Dell ThinOS 10 Command Injection Vulnerability

Dell ThinOS 10 is an operating system from the American company Dell Dell. A command injection vulnerability exists in versions prior to Dell ThinOS 10 260210.0573. The vulnerability stems from improper neutralization of special elements in commands and can be exploited by an attacker to achieve...

WordPress Plugin Avada Core Cross-Site Scripting Vulnerability

WordPress is a blogging platform developed using the PHP language. The platform has the ability to set up a personal blog site on a PHP and MySQL based server.WordPress plugin is an application plugin. A cross-site scripting vulnerability exists in the WordPress plugin Avada Core, which stems fro...

IBM Aspera Console Denial of Service Vulnerability (CNVD-2026-19449)

IBM Aspera Console is a Web-based application from International Business Machines IBM. Allows users to centrally manage, monitor and control Aspera servers nodes and transports. A denial of service vulnerability exists in IBM Aspera Console, which can be exploited by an attacker to cause a denia...

OpenClaw Information Disclosure Vulnerability (CNVD-2026-14389)

OpenClaw is openclaw open source an intelligent artificial assistant. OpenClaw has an information disclosure vulnerability, the vulnerability stems from the component File Existence Handler's function tools.exec.safeBins for the protection of sensitive information is insufficient, an attacker can...

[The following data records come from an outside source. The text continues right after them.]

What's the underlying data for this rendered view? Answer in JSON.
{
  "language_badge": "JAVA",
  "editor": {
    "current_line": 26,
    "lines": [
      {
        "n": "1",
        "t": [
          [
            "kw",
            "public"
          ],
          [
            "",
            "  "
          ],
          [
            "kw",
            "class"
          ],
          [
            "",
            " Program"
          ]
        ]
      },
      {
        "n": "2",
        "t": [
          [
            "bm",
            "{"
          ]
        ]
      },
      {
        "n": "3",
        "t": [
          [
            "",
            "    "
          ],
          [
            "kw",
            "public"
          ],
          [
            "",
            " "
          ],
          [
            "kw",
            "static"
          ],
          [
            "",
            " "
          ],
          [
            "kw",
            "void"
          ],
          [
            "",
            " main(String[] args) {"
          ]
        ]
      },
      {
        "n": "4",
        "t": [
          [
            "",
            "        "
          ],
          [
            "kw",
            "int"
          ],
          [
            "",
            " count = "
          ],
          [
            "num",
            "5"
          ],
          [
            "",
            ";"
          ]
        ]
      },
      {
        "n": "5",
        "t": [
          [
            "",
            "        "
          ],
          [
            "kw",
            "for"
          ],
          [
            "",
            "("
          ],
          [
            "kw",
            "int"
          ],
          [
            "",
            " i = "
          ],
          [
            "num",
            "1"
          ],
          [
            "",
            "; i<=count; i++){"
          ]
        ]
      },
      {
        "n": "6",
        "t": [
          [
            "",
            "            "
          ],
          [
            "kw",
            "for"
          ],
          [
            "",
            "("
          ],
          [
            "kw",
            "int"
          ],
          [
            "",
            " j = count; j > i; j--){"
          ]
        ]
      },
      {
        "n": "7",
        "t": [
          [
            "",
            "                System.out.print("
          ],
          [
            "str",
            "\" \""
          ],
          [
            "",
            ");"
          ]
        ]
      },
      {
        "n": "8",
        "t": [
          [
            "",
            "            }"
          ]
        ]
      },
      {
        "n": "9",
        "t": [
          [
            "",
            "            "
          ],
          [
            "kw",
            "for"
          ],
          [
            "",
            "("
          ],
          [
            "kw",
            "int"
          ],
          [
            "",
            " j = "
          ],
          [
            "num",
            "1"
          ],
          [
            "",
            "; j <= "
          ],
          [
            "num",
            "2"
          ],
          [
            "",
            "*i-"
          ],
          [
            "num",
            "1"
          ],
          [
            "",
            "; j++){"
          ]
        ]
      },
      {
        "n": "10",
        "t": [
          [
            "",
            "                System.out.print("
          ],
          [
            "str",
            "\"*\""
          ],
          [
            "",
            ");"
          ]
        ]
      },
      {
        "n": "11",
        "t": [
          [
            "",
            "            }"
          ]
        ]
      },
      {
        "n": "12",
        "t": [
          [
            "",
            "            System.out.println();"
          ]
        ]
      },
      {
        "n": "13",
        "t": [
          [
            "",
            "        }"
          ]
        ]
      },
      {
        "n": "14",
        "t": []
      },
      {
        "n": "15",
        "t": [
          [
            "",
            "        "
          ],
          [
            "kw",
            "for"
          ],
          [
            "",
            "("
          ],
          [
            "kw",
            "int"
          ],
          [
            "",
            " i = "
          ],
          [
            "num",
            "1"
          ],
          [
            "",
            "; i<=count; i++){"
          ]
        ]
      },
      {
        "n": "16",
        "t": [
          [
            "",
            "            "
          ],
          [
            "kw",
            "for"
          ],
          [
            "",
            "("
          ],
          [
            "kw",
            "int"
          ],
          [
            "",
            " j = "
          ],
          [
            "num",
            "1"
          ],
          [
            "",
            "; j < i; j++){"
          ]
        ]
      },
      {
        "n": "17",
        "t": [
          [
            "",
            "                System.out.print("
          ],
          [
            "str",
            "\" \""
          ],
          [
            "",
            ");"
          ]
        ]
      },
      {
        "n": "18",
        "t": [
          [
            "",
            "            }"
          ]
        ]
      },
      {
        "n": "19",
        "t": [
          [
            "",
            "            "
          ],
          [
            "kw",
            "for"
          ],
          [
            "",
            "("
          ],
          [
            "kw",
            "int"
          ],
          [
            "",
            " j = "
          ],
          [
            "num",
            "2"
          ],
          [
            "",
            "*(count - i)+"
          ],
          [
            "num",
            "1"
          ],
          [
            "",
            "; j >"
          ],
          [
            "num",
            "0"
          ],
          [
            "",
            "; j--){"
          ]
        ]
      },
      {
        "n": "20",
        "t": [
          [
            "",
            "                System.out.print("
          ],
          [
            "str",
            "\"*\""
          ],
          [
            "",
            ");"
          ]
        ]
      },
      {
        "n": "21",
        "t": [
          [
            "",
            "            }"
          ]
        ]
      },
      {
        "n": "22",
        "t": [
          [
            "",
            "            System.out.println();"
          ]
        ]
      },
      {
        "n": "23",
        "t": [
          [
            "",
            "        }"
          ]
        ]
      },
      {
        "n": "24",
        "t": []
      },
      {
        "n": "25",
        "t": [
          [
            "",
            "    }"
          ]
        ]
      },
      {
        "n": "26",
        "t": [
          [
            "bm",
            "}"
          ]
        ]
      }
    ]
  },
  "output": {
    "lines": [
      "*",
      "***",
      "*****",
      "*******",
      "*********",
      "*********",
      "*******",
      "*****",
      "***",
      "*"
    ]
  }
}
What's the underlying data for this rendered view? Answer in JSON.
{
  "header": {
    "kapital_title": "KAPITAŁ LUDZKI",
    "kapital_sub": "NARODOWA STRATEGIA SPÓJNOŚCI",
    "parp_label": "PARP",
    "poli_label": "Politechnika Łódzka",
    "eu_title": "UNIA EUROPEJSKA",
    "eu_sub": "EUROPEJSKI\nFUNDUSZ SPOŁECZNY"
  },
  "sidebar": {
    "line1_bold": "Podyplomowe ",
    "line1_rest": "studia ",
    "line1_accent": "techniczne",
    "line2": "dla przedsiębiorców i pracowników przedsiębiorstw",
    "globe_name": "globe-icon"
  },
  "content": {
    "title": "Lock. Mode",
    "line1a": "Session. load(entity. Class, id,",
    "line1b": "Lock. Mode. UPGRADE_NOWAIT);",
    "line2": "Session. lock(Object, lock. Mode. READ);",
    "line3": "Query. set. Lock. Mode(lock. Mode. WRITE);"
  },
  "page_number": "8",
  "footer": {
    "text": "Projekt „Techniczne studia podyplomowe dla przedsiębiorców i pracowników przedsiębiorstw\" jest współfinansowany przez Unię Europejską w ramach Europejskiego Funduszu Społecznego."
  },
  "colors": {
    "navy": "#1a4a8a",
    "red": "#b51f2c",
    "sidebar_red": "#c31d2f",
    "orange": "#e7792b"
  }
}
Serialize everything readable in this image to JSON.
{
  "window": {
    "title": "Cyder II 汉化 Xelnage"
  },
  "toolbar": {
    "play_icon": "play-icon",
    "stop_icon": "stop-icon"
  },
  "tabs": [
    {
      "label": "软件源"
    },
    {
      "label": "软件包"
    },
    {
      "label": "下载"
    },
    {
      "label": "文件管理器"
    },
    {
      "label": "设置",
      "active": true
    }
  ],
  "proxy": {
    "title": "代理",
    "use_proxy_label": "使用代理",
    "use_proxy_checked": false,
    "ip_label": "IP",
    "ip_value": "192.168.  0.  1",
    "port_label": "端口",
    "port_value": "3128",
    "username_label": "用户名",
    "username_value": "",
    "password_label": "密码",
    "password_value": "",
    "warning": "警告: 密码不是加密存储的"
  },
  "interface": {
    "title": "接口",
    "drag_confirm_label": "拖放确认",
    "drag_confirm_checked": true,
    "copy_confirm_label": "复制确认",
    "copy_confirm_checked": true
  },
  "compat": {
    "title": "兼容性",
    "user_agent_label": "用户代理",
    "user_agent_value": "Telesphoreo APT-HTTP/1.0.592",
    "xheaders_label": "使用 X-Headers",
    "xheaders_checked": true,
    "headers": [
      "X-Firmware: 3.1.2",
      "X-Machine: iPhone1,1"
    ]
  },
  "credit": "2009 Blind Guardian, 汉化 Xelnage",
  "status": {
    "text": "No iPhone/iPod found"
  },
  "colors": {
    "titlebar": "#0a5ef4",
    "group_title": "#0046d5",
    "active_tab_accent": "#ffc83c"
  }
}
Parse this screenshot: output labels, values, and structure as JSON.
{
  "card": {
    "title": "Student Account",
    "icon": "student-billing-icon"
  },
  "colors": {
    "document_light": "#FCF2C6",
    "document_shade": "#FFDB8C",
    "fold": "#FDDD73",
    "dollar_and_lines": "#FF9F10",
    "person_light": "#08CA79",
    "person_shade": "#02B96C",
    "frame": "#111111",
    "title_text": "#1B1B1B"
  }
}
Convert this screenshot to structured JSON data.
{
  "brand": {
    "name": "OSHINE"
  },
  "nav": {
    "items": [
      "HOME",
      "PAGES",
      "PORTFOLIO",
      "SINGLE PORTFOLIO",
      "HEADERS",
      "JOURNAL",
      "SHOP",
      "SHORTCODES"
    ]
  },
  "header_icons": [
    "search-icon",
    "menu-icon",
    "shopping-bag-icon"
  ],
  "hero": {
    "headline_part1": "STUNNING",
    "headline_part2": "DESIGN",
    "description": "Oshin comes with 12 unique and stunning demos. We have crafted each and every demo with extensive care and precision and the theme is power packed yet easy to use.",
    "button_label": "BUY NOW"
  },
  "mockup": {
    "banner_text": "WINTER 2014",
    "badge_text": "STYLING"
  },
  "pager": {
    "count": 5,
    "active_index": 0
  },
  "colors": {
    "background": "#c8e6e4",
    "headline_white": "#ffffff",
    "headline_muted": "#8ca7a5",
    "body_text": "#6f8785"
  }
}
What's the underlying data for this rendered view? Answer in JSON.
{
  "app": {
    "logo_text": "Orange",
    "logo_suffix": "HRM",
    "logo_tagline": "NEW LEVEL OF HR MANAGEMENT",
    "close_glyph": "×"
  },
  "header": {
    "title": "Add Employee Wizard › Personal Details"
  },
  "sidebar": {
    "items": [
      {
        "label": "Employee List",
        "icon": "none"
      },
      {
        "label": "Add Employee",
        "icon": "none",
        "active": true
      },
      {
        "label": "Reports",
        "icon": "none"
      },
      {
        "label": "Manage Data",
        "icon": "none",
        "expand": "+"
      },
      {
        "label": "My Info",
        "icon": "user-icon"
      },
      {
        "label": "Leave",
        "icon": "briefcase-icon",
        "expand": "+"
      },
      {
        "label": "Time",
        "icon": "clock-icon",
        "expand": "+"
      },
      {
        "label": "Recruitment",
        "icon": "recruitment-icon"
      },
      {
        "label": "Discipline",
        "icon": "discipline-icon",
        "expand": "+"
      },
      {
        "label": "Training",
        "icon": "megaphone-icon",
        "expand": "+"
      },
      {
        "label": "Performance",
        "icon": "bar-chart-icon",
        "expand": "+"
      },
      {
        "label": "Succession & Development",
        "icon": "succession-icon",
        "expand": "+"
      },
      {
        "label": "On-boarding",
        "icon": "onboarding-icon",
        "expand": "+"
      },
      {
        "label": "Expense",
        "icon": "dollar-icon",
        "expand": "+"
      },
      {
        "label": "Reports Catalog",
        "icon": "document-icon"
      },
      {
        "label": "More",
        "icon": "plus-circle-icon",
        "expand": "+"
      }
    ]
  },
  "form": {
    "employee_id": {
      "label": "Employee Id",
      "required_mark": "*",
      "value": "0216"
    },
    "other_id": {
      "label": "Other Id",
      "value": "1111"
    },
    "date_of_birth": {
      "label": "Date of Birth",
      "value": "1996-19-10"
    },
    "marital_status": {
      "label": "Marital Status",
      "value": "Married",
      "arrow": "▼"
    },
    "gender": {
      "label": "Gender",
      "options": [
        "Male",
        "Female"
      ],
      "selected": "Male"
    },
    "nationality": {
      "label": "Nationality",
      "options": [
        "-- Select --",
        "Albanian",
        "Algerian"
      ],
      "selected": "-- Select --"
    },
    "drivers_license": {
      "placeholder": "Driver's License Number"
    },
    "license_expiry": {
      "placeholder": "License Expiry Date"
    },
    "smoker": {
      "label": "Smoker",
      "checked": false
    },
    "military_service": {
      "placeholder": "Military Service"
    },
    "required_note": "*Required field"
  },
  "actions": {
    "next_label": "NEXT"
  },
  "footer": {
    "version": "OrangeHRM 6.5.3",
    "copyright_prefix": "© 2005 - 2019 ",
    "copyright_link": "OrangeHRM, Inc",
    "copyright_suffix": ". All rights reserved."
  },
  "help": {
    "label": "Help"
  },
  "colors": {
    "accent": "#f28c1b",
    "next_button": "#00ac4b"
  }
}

Microsoft Edge (Chromium-based) for Android Spoofing Vulnerability (CNVD-2026-17493)

Microsoft Edge is a web browser from the American company Microsoft that comes with systems after Windows 10. A spoofing vulnerability exists in Microsoft Edge Chromium-based for Android, which can be exploited by attackers to perform spoofing attacks...

IBM Aspera Console Denial of Service Vulnerability

IBM Aspera Console is a Web-based application from International Business Machines IBM. Allows users to centrally manage, monitor and control Aspera servers nodes and transports. A denial of service vulnerability exists in IBM Aspera Console, which can be exploited by an attacker to cause a denia...

ImageMagick Buffer Overflow Vulnerability (CNVD-2026-16617)

ImageMagick is ImageMagick open source set of open source image processing software. Can read, convert or write images in a variety of formats. ImageMagick suffers from a buffer overflow vulnerability that originates beyond the end of the write stack buffer when a memory allocation failure occurs...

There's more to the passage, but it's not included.